Я принадлежу к Кабарде, где понятие чести превыше всего, и на этом всё строилось. Мой отец, чистокровный кабардинец, горец, рано потерял близких и был усыновлён офицером Белой гвардии Шемякиным. Приёмный отец скоро погиб во время Гражданской войны. А отец стал красноармейским сыном полка, в 13 лет получил один из первых орденов боевого Красного Знамени. Но всю жизнь звался Шемякиным - и всегда гордился, что принадлежит к роду Кардановых.

Сегодня в моих родственниках числится солидная часть населения Кабардино-Балкарии и огромное количество кабардинцев, рассеянных по свету. Клан Кардановых насчитывает около 65 000 человек, среди которых известный дирижёр Юрий Темирканов. А первые следы Кардановых в России обнаружены ещё в XVI веке, когда их послы пришли к Ивану Грозному да так и остались на служение. Ещё раньше выходцы с Кавказа Карданы появились в Италии. Джероламо Кардано изобрёл карданный вал. Возможно, и Пьер Карден - мой дальний родственник.

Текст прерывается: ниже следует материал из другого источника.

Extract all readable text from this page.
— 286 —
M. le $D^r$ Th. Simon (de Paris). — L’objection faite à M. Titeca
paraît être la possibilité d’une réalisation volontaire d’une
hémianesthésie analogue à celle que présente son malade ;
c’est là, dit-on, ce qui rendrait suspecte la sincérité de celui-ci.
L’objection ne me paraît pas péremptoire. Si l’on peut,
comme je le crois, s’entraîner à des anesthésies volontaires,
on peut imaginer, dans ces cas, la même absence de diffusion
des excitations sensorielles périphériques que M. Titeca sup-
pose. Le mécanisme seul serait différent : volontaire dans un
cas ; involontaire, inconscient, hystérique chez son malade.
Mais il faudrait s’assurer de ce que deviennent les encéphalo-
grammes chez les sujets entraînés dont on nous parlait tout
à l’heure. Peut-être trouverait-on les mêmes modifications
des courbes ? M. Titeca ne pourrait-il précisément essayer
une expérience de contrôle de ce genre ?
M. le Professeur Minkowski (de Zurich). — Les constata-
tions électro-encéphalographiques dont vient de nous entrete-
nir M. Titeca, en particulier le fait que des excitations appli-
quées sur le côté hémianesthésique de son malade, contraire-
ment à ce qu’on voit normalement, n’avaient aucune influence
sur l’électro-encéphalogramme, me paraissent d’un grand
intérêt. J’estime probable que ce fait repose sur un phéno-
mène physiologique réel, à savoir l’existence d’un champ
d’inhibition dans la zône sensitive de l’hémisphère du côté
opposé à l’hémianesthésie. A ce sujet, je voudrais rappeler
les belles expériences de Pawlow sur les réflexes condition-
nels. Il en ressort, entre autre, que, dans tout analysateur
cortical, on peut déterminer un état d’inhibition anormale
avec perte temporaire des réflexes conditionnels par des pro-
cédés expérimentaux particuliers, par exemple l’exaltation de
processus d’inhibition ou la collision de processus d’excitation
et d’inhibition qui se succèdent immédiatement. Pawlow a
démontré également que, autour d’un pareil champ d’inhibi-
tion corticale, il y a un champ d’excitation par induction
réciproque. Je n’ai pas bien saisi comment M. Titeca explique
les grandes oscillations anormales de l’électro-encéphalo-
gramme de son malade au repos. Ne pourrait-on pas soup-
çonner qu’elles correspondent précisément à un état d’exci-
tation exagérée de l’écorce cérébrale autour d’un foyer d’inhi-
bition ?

Моя мама, актриса Юлия Предтеченская, тоже гордилась древностью своего дворянского рода (хотя в пору её молодости это, мягко говоря, не приветствовалось). Однажды ей досталась роль юной кабардинки. Съёмки проходили в том самом ауле Кызбурун, откуда был родом мой отец, хотя они встретились много позже.

Подобных мистических совпадений в моей жизни было много. Например, наша встреча с Высоцким. До этого мы даже не были знакомы, но в первый же вечер наши души словно узнали друг друга, мы оба почувствовали, будто знаем друг друга много лет. Когда меня спрашивают, почему Высоцкий посвятил мне песен больше, чем другим своим друзьям и Марине Влади, я отвечаю, что так получилось. Я ведь тоже не каждого иллюстрирую!

- А как вы встретились?

- В России мы не были знакомы, потому что, во-первых, жили в разных городах. У меня был очень ограниченный круг общения - я же работал простым чернорабочим в Эрмитаже. Когда меня выгнали из художественного института, я пошёл на такую хитрость, чтобы иметь возможность изучать работы старых мастеров. И каждый день я 8 часов махал перед Эрмитажем лопатой, а потом, уставший как собака, шёл копировать. И потом, ещё больше уставший, возвращался домой.

Как-то в Париже ко мне зашёл мой приятель Миша Барышников и сказал, что хочет меня познакомить с одним замечательным певцом. Мы встретились у сестры Марины Влади актрисы Одиль Версуа (её настоящее имя - Татьяна Полякова). Она была замужем за итальянским графом и поэтому жила в роскошном особняке. И Барышников всегда у неё останавливался, потому что она была большой поклонницей балета. Тогда я впервые и увидел Володю и Марину. До 4 утра он пел свои новые песни. Я, конечно, был покорён его талантом и обаянием.

Могу рассказать ещё одну мистическую историю. В детстве я зачитывался Вашингтоном Ирвингом. Как-то мне приснился сон: необычный пейзаж, силуэт каких-то гор. Сон этот я зарисовал. А уже взрослым, покупая землю в Америке, обнаружил, что она находится в месте, которое совпадает с моим давнишним рисунком.

- Сколько вы уже живёте в Америке?

- Скоро будет 25. Почти десять лет прожил в Нью-Йорке, в Сохо, а потом мне это стало не по карману. Вначале я снимал свою мастерскую за 320 долларов, а когда уезжал, она уже обходилась в четыре тысячи. И я перебрался на север, к Канаде. Пять часов езды на машине от границы, два - от Нью-Йорка. Мы живём совсем рядом с лесом - к нам заходят олени на водопой, несколько лет назад забрёл медведь. Сейчас окрестности моего дома превращены в прекрасный скульптурный парк, за что я даже получил благодарность от мэра города.